Shirley Abrahamson, the current chief justice of the Wisconsin Supreme Court, filed this suit to challenge the implementation of an amendment to the Wisconsin Constitution, approved by voters just two days ago, on April 7, 2015. Under the amendment, the chief justice will be elected by the members of the court to serve a two-year term. Formerly, the chief justice had been determined by seniority. Justice Abrahamson is the longest-serving justice on the Wisconsin Supreme Court, and by virtue of her seniority, she has been chief justice since 1996. Justice Abrahamson does not challenge the validity of the amendment, but she seeks a declaration from this court that it must be applied only prospectively, by which she means after her current term expires in 2019. She contends that under well-established principles of legal construction, the amendment cannot be implemented retroactively, by which she means before the expiration of her current term.

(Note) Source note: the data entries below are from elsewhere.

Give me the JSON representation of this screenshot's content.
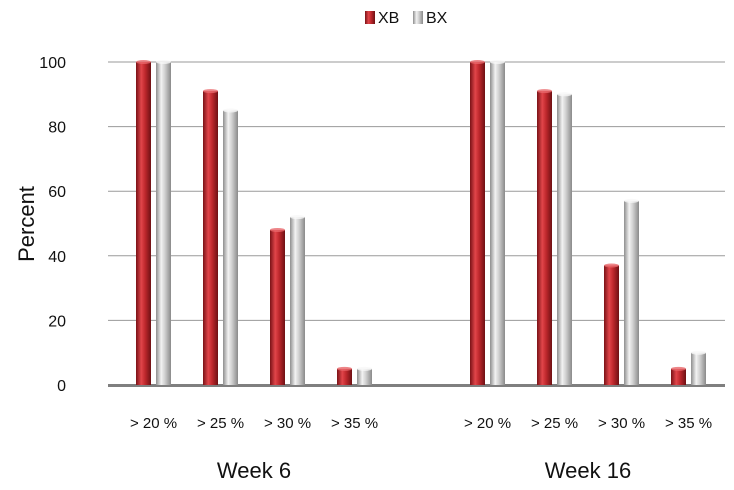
{
  "chart_data": {
    "type": "bar",
    "title": "",
    "xlabel": "",
    "ylabel": "Percent",
    "ylim": [
      0,
      100
    ],
    "yticks": [
      0,
      20,
      40,
      60,
      80,
      100
    ],
    "grid": true,
    "legend_position": "top-center",
    "groups": [
      {
        "label": "Week 6",
        "categories": [
          "> 20 %",
          "> 25 %",
          "> 30 %",
          "> 35 %"
        ],
        "series": [
          {
            "name": "XB",
            "values": [
              100,
              91,
              48,
              5
            ]
          },
          {
            "name": "BX",
            "values": [
              100,
              85,
              52,
              5
            ]
          }
        ]
      },
      {
        "label": "Week 16",
        "categories": [
          "> 20 %",
          "> 25 %",
          "> 30 %",
          "> 35 %"
        ],
        "series": [
          {
            "name": "XB",
            "values": [
              100,
              91,
              37,
              5
            ]
          },
          {
            "name": "BX",
            "values": [
              100,
              90,
              57,
              10
            ]
          }
        ]
      }
    ],
    "legend": [
      "XB",
      "BX"
    ],
    "colors": {
      "XB": "#c0282d",
      "BX": "#c8c8c8",
      "grid": "#9a9a9a",
      "axis": "#7f7f7f"
    }
  }
}
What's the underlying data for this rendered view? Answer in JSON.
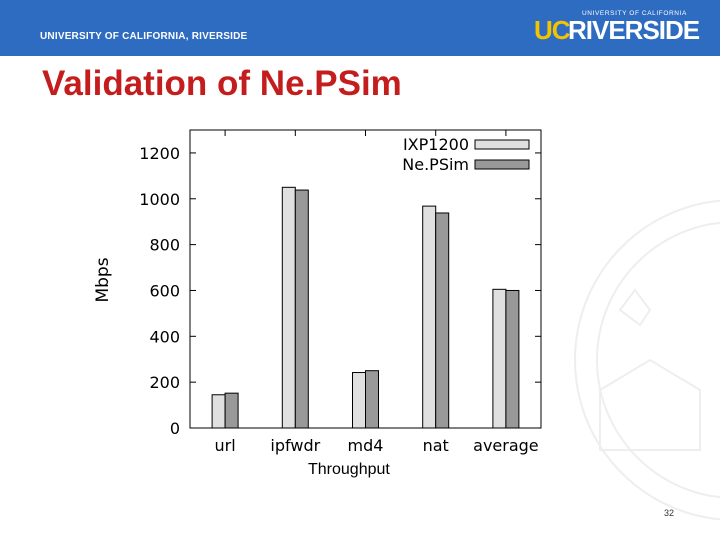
{
  "header": {
    "university": "UNIVERSITY OF CALIFORNIA, RIVERSIDE",
    "logo_small": "UNIVERSITY OF CALIFORNIA",
    "logo_uc": "UC",
    "logo_rest": "RIVERSIDE"
  },
  "slide": {
    "title": "Validation of Ne.PSim",
    "caption": "Throughput",
    "page_number": "32"
  },
  "colors": {
    "header_bg": "#2d6cc0",
    "title": "#c41d1d",
    "logo_uc": "#f2c400",
    "series_1": "#e0e0e0",
    "series_2": "#999999"
  },
  "chart_data": {
    "type": "bar",
    "categories": [
      "url",
      "ipfwdr",
      "md4",
      "nat",
      "average"
    ],
    "series": [
      {
        "name": "IXP1200",
        "values": [
          145,
          1050,
          242,
          968,
          605
        ]
      },
      {
        "name": "Ne.PSim",
        "values": [
          152,
          1038,
          250,
          938,
          600
        ]
      }
    ],
    "ylabel": "Mbps",
    "xlabel": "",
    "ylim": [
      0,
      1300
    ],
    "yticks": [
      0,
      200,
      400,
      600,
      800,
      1000,
      1200
    ],
    "grid": false,
    "legend": "top-right"
  }
}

Justice Abrahamson brings this case in federal court because she contends that a retroactive implementation would deprive her, and the other plaintiffs (voters who supported her reelection), of rights protected under the United States Constitution. Thus, plaintiffs have filed a complaint under 42 U.S.C. § 1983, which provides a means of asserting federal legal rights against state officers. Plaintiffs have also filed a motion for preliminary injunction and a temporary restraining order to prevent defendants from electing a new chief justice before this case is resolved on the merits.

I have made no determination of the merits of plaintiffs' case. But I will deny the motion for an ex parte temporary restraining order because plaintiffs have not shown that I should take the extraordinary step of issuing an injunction without hearing from defendants. Under Federal Rule of Civil Procedure 65(b)(1)(A), a temporary restraining order is appropriate only if "specific facts in an affidavit or a verified complaint clearly show that immediate and irreparable injury, loss, or damage will result to the movant before the adverse party can be heard in opposition." The movant's attorney must also "certif[y] in writing any efforts made to give notice and the reasons why it should not be required." Fed. R. Civ. P. 65(b)(1)(B). Plaintiffs have not provided this certification. These are not mere technicalities. Indeed, "our entire jurisprudence runs counter to the notion of court action taken before reasonable notice and an opportunity to be heard has been granted [to] both sides of a dispute." Granny Goose Foods, Inc. v. Bhd. of Teamsters & Auto Truck Drivers Local No. 70 of Alameda Cnty., 415 U.S. 423, 439 (1974).

Neither the complaint nor the motion for preliminary relief articulate a reason to believe that the Wisconsin Supreme Court or other state officers will implement the amendment immediately, before defendants can be heard in opposition to plaintiffs' request for preliminary injunction. To the contrary, plaintiffs allege that the Wisconsin Government Accountability Board has yet to certify the results of the April 7 election. Dkt. 1, ¶ 29. The results of the election are thus, at this point, unofficial. Although certification is a formality, I understand that the election results will not likely be certified as official until the regular April meeting of the Government Accountability Board, now set for April 29. Absent some showing that defendants are moving to implement the amendment immediately, I must conclude that the risk of irreparable injury to plaintiffs is not so imminent as to require ex parte action.

Although I am denying plaintiffs' motion for an ex parte restraining order, I do so without prejudice to reviving the motion if new evidence shows the need for it. But I expect that this will not be necessary because I will schedule this case for prompt resolution. Accordingly, I will hold a status conference on April 21, 2015, at 2:00 p.m. The parties should be prepared to set the case schedule, and if necessary, to set briefing deadlines and a hearing date for plaintiffs' motion for preliminary injunction.

Accordingly, IT IS ORDERED that:

1. Plaintiffs' motion for an ex parte temporary restraining order is DENIED.

2. This case is scheduled for a status conference on April 21, 2015, at 2:00 p.m. (courtroom to be announced).